Mientras las protestas masivas sacuden la capital, Juan Guaidó, presidente de la Asamblea Nacional, se ha declarado a sí mismo como presidente interino y ha sido reconocido por 14 naciones del hemisferio occidental, incluidos los Estados Unidos y Canadá. 

En respuesta, Maduro le dio a los diplomáticos estadounidenses 72 horas para salir de Venezuela, mientras que Estados Unidos respondió que su personal principal permanecerá porque un gobierno ilegítimo no puede romper relaciones diplomáticas. Una vez que esos tres días hayan pasado, lo más probable es que Maduro permanezca al mando, rodeado de los restos de su represivo y corrupto narcoestado.

Reconocer a Guaidó como el presidente legítimo es una estrategia audaz, pero es poco probable que funcione a largo plazo. Los políticos estadounidenses aún no están seguros de si las protestas en Venezuela están motivadas por el apoyo personal al Guaidó relativamente desconocido o por la oposición general a Maduro. También hay un problema mucho más profundo: Maduro ha transformado las instituciones del gobierno de Venezuela en redes profundamente ramificadas que canalizan la corrupción y la criminalidad, y lo conecta con otros regímenes autoritarios como Cuba, Rusia y China, estados reincidentes como Nicaragua y Turquía, y facilitadores dentro de los Estados Unidos y otras democracias establecidas, como banqueros y agentes de bienes raíces que ayudan a lavar fondos ilícitos.

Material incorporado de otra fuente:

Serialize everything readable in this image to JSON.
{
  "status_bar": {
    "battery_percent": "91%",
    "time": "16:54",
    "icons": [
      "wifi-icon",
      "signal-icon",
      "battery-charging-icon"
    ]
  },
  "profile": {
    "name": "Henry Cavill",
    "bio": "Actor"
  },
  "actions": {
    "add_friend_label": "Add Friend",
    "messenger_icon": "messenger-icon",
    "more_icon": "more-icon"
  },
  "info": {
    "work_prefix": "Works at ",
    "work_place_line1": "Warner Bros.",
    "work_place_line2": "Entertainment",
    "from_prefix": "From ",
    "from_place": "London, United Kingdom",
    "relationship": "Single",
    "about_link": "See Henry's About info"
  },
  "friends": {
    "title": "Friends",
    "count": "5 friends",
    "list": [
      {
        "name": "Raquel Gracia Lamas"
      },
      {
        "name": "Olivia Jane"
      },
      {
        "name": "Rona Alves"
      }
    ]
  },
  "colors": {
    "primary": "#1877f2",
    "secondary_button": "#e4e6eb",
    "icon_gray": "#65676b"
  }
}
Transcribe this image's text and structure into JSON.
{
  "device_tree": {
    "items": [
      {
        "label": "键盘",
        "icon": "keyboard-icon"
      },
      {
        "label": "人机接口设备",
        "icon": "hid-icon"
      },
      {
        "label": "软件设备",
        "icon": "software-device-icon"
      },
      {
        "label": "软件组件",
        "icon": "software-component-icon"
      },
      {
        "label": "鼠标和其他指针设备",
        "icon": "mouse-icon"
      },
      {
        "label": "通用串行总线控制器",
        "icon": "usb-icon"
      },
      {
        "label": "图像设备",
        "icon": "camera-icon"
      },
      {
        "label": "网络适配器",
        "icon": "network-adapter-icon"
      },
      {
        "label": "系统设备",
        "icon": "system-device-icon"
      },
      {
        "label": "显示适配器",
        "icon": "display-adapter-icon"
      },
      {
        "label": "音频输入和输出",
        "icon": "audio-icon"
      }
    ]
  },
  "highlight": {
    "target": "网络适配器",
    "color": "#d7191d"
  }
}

Un enfoque integral para reconstruir la democracia en Venezuela requiere desarraigar las redes ilícitas y combatir el “ aprendizaje autoritario” , el proceso mediante el cual las dictaduras comparten “mejores prácticas” en materia de corrupción y represión. Venezuela comenzó a desarrollar y fortalecer redes con Cuba durante la era de Chávez, pero las crecientes relaciones de Maduro con otros actores como Rusia, Turquía y las organizaciones criminales transnacionales también juegan un papel importante aquí. Incluso Hezbolá salió con una declaración pública de apoyo a Maduro.

Para los Estados Unidos y sus socios que se esfuerzan por devolver a Venezuela a la comunidad de naciones, lo correcto es respaldar con una política seria lo que hasta ahora ha sido un juego de tronos. Eso comienza no con amenazas veladas de “acciones apropiadas” (cualquiera que sean), sino con un apoyo concertado para el personal diplomático y las instalaciones restantes. Un posible contraataque para Maduro será desplegar sus colectivos paramilitares de estilo ruso para atacar a esas instituciones (con una negación plausible). Otra opción, esbozada por Diosdado Cabello, jefe de la Asamblea Constituyente controlada por Maduro, sería cortar la electricidad y matar a los diplomáticos estadounidenses, una estrategia en la que el régimen de Maduro sobresale.

Es clave entender las fuerzas más profundas en el trabajo cuando se enfrentan a un desafío como el de Venezuela.

Autoritarios como Maduro sobreviven asegurándose de que los que están cerca de ellos sean gordos y felices, mientras mantienen a los que se oponen a ellos hambrientos y débiles. Hacen lo que sea necesario para mantener un monopolio en el poder: sobornar a funcionarios nacionales y extranjeros, robar la empresa petrolera estatal (PDVSA) por un monto de $ 350 mil millones y lavar las ganancias en el extranjero, creando una criptomoneda “soberana” para evadir sanciones, y contratar con organizaciones criminales para cubrir sus huellas en el camino. Esto está en marcado contraste con los sistemas democráticos que dispersan el poder a través de las instituciones, gobernando a través de políticas públicas imperfectas (aunque transparentes).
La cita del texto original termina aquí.